Mrs. Herren the intervenor, contends that the Bank has no right to set-off the Certificate of Deposit since the debts claimed by the Bank were those of her ex-husband and that the basic element of set-off, that of mutuality, is lacking. BTNB contends that it had a perfected, first priority security interest in the Certificate of Deposit and should be allowed to set-off the full amount of the Certificate and apply it to Mr. Her-ren’s indebtedness.

Whether the Bank has the right to set-off or not is the main question presented in this case. If it doesn’t, is there any other remedy available for it to recoup its loss?

Set-off by a bank ordinarily occurs when the bank off-sets indebtedness owed it by a Debtor on a promissory note against indebtedness it owes the Debtor in the form of funds held in the Debtor’s bank account. Ahart, “Bank Setoff Under the Bankruptcy Reform Act of 1978,” American Bankruptcy Law Journal, Vol. 53, p. 226 (1980).

Here, Mr. Herren, the Debtor, pledged the joint Certificate of Deposit to BTNB to secure $5,000 he borrowed to purchase a motor boat for himself and his wife. Mr. Herren has bankrupted against this debt and the Bank seeks to recover its loss through its right of set-off on the Certificate of Deposit. Set-off is not an unrestricted right, however, statutes and judicial decisions, both State and Federal, place various limitations on its use. Ahart, supra, at page 229.

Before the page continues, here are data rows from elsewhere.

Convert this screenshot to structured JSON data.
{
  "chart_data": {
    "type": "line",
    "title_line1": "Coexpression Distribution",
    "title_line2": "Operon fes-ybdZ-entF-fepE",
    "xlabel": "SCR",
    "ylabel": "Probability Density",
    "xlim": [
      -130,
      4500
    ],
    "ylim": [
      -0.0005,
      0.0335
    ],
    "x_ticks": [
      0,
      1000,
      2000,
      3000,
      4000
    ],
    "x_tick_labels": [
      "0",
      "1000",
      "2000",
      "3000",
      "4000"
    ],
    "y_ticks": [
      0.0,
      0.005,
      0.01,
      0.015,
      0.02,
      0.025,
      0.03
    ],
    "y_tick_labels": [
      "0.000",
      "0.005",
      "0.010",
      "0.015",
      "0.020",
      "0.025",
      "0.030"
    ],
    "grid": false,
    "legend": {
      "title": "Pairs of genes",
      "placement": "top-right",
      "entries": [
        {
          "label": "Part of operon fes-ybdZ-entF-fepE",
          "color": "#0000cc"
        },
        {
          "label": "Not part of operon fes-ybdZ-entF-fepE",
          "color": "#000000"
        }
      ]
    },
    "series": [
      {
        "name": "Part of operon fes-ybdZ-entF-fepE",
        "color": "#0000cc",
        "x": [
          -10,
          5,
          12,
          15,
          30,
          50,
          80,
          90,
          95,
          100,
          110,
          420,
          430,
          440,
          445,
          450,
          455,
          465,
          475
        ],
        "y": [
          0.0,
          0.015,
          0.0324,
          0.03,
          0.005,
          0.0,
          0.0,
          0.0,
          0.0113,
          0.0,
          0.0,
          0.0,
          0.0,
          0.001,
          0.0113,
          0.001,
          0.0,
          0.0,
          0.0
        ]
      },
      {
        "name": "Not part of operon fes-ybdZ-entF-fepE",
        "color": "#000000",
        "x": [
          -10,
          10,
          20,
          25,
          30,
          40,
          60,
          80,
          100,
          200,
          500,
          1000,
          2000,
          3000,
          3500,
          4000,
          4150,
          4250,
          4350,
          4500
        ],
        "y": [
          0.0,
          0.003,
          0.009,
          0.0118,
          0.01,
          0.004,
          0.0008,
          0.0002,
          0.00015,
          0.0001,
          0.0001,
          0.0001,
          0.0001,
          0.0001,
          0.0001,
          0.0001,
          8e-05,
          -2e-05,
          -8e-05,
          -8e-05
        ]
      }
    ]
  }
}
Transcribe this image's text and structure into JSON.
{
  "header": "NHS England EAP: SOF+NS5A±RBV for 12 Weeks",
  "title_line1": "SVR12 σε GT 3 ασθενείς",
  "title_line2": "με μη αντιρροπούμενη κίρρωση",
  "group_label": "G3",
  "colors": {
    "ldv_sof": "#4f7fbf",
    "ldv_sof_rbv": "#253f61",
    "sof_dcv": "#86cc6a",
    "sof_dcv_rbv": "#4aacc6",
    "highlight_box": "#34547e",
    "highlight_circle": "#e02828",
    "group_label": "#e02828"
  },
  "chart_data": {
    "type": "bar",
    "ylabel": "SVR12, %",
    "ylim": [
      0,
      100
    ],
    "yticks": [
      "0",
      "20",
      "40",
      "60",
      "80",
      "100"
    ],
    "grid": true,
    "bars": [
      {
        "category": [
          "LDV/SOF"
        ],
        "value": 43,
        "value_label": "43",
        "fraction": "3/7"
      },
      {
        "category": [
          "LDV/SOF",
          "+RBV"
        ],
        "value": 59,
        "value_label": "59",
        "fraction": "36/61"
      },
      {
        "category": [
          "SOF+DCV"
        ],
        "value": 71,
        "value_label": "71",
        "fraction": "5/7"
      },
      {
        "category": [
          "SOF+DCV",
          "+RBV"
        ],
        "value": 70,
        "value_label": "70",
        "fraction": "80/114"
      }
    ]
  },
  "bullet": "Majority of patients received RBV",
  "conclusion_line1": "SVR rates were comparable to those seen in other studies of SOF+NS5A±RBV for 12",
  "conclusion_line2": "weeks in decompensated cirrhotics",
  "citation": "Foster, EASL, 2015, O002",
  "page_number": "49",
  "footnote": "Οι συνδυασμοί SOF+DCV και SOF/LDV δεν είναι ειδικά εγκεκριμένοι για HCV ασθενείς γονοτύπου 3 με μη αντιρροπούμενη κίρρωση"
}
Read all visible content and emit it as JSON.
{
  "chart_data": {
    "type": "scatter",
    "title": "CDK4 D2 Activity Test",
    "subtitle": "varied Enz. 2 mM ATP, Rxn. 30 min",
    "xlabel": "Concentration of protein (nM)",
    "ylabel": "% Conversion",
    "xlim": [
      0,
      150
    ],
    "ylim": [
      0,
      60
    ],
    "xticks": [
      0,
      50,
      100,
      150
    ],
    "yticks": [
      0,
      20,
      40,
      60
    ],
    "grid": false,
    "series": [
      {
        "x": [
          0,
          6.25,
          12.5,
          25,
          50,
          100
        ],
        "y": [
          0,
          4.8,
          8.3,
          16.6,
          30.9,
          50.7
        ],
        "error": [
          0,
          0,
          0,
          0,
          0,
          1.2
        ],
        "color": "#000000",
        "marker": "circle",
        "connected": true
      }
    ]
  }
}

The pertinent Federal law, The Bankruptcy Code, Section 553(a) provides in part that:

“... this title does not affect any right of a creditor to offset a mutual debt owing by such creditor to the debtor that arose before the commencement of the case under this title against a claim of such creditor against the debtor that arose before the commencement of the case ...”

It is apparent that the only restriction the Bankruptcy Code has on the right of set-off is that of mutuality. There is no statutory definition of mutuality, therefore, we must look to case law. While Alabama recognizes the right of set-off, King v. Porter, 230 Ala. 112, 160 So. 101 (1935), and defines the elements of mutuality, First National Bank of Abbeville v. Capps, 208 Ala. 207, 94 So. 109 (1922), the controlling case on the question of mutuality involving a joint Certificate of Deposit is the recent Fifth Circuit Court of Appeals case of Atkinson v. F. D. I. C., 635 F.2d 508 (5th Cir. 1981). This case presented substantially the same question.